Ancient Jews also used what scholars call “inclusive reckoning,” meaning any part of a day is counted as a whole day, said Clinton Wahlen of the Seventh-day Adventist Biblical Research Institute in Silver Spring, Md.
Using these counting methods, a backward calculation from Sunday morning to Friday afternoon makes three days.
Besides, the four evangelists were likely not counting time literally, according to some scholars.
“Expressions like `three days’ and `40 days’ are imprecise in the Bible,” Borg said. For the evangelists, “three days” means “a short period of time.”
Ben Witherington, an evangelical scholar of New Testament at Asbury Theological Seminary in Wilmore, Ky., agreed.
The phrase “three days,” is a colloquialism comparable to “directly” in Southern-speak, meaning “after a little while,” he said.

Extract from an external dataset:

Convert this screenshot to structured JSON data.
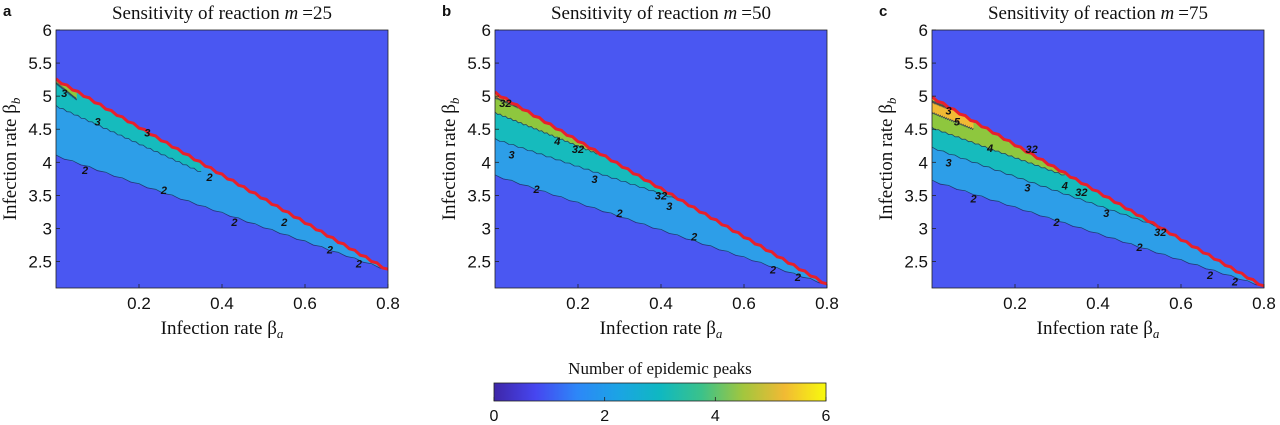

It’s anachronistic to expect the evangelists to monitor time like modern-day men, Witherington said.
“The Gospel writers didn’t walk around with sundials on their wrists the way modern scholars walk around with wristwatches,” he said. “They were not dealing with the precision that we do.”
But precision, especially when it comes to the Bible, has been a hallmark of faith for many Christians—especially those who equate truth with historical facts.
Most troubling for these believers is Jesus’ own prophecy, recorded in the Gospel of Matthew, that he will rise from the dead after “three days and three nights in the heart of the earth.”
Trying to reconcile that prophecy with the Holy Week calendar, ancient Christian theologians such as Gregory of Nyssa and Cyril of Jerusalem counted the eclipse of the sun after Jesus’ death as a night, said the Very Rev. John Behr, dean of St. Vladimir’s Orthodox Theological Seminary in Yonkers, N.Y.
“Didascalia Apostolorum,” a third-century Christian treatise, took a more radical approach.
It proposes that Jesus and his apostles followed a different calendar than other Jews and celebrated the Last Supper on a Tuesday, meaning the crucifixion happened on a Wednesday. Some fringe Christian denominations still promote that theory.
Others dismiss historical revisions and say Jesus simply misspoke.
“To be technical, Jesus made a false prophecy, and that’s not something most Christians would want to put that way,” said Robert Miller, a professor of religion at Juniata College in Huntingdon, Pa.
But the point of Jesus’ prophecy is to draw a comparison to Jonah, who was willing to die to save his shipmates (and spent three days in the belly of a big fish), not to set a timetable for the Resurrection, said Witherington.
Martin Connell, a scholar at St. John’s University in Collegeville, Minn., calls the chronology conundrum a “never-ending question.”
“So unsettled is the evidence, and so elastic, that the debate will likely always continue,” Connell said.